The document does not specify the sample size for individual tests, nor does it provide details on the data provenance (e.g., country of origin, retrospective/prospective). The performance testing described appears to be a series of engineering and usability validations rather than a clinical study with a patient-derived test set in the conventional sense of AI performance evaluation. The "test sets" would likely refer to engineering models, simulated environments, and potentially cadaveric or phantom models for accuracy and repeatability testing.

3. Number of Experts Used to Establish the Ground Truth for the Test Set and Qualifications of Those Experts

This information is not provided in the document. For a robotic system, "ground truth" often involves highly precise measurement equipment and established engineering benchmarks rather than expert clinical consensus for image interpretation. For human factors validation, usability experts and clinicians would be involved, but specific numbers and qualifications are not listed here.

4. Adjudication Method for the Test Set

This information is not provided.

5. If a Multi Reader Multi Case (MRMC) Comparative Effectiveness Study was Done

No MRMC study is mentioned. This type of study is typically performed for AI systems that assist human readers in diagnostic or screening tasks. The Yomi Robotic System is a surgical guidance system, and the "AI" component is more embedded in its navigation and planning software, not as a separate diagnostic reader.

6. If a Standalone (i.e. algorithm only without human-in-the-loop performance) was Done

The performance testing revolves around the integrated system, including the software and new accessories (YomiLink Arch and Probing Bit) as they interact within the existing Yomi Robotic System workflow. While core algorithm accuracy is verified, it's presented within the context of the overall system's function, not as a standalone AI diagnostic output. The YomiPlan software is for preplanning, and its output is to be used with the Yomi Robotic System, not as a standalone diagnostic.

7. The Type of Ground Truth Used

The ground truth for the device's accuracy and performance would be established through a combination of methods typical for robotic systems:

• Physical measurements: Using highly accurate metrology equipment to verify positioning, deflection, and repeatability against known physical standards.
• Engineering specifications: Comparing system performance against pre-defined engineering tolerances and design requirements.
• Simulation/Phantoms: Testing the system's ability to accurately navigate and execute plans on controlled phantom models.
• User requirements: For human factors and software end-user validation, the "ground truth" would be the successful completion of tasks by users in accordance with specified requirements and industry standards for usability.

Specific details about the type of ground truth for each test are not elaborated in this summary.

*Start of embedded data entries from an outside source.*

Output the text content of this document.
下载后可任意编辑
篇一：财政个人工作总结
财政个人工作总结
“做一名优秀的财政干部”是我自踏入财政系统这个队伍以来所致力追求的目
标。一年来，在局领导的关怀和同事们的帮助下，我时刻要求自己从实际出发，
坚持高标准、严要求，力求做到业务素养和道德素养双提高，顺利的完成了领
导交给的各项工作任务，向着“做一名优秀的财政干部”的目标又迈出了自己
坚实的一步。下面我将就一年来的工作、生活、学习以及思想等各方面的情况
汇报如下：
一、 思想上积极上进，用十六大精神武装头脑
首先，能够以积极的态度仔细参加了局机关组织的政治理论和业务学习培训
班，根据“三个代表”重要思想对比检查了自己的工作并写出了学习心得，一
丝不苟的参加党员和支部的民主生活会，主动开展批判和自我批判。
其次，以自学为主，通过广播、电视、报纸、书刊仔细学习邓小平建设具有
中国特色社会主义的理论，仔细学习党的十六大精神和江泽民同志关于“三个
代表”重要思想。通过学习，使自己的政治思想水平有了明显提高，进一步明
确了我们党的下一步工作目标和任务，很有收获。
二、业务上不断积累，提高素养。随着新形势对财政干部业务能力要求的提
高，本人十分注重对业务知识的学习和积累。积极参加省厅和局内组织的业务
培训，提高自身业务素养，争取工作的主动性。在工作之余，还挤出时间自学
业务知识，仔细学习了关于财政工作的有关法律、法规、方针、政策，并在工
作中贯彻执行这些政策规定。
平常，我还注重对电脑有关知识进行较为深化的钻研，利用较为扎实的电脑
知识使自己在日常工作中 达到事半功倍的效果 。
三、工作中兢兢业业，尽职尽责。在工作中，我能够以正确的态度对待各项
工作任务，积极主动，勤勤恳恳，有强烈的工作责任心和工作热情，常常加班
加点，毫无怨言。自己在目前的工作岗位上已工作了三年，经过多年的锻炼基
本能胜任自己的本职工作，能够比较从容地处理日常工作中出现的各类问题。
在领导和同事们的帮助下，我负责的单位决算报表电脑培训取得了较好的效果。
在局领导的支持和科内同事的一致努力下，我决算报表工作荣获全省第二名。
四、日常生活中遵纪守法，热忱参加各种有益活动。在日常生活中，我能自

8. The Sample Size for the Training Set

The document does not mention the sample size for the training set. For a robotic navigational system like Yomi, "training" might refer to the development and refinement of algorithms for spatial recognition, registration, and robotic control. This process typically involves extensive internal validation and iterative development with various datasets (e.g., 3D models, CBCT scans) but does not necessarily align with the concept of a "training set" in the context of supervised machine learning for diagnostic tasks.

9. How the Ground Truth for the Training Set was Established

This information is not provided. Similar to point 7, the "ground truth" for developing such a system would be based on engineering principles, known anatomical landmarks, and precise spatial measurements to ensure accurate digital representations and their correlation with physical reality for robotic guidance.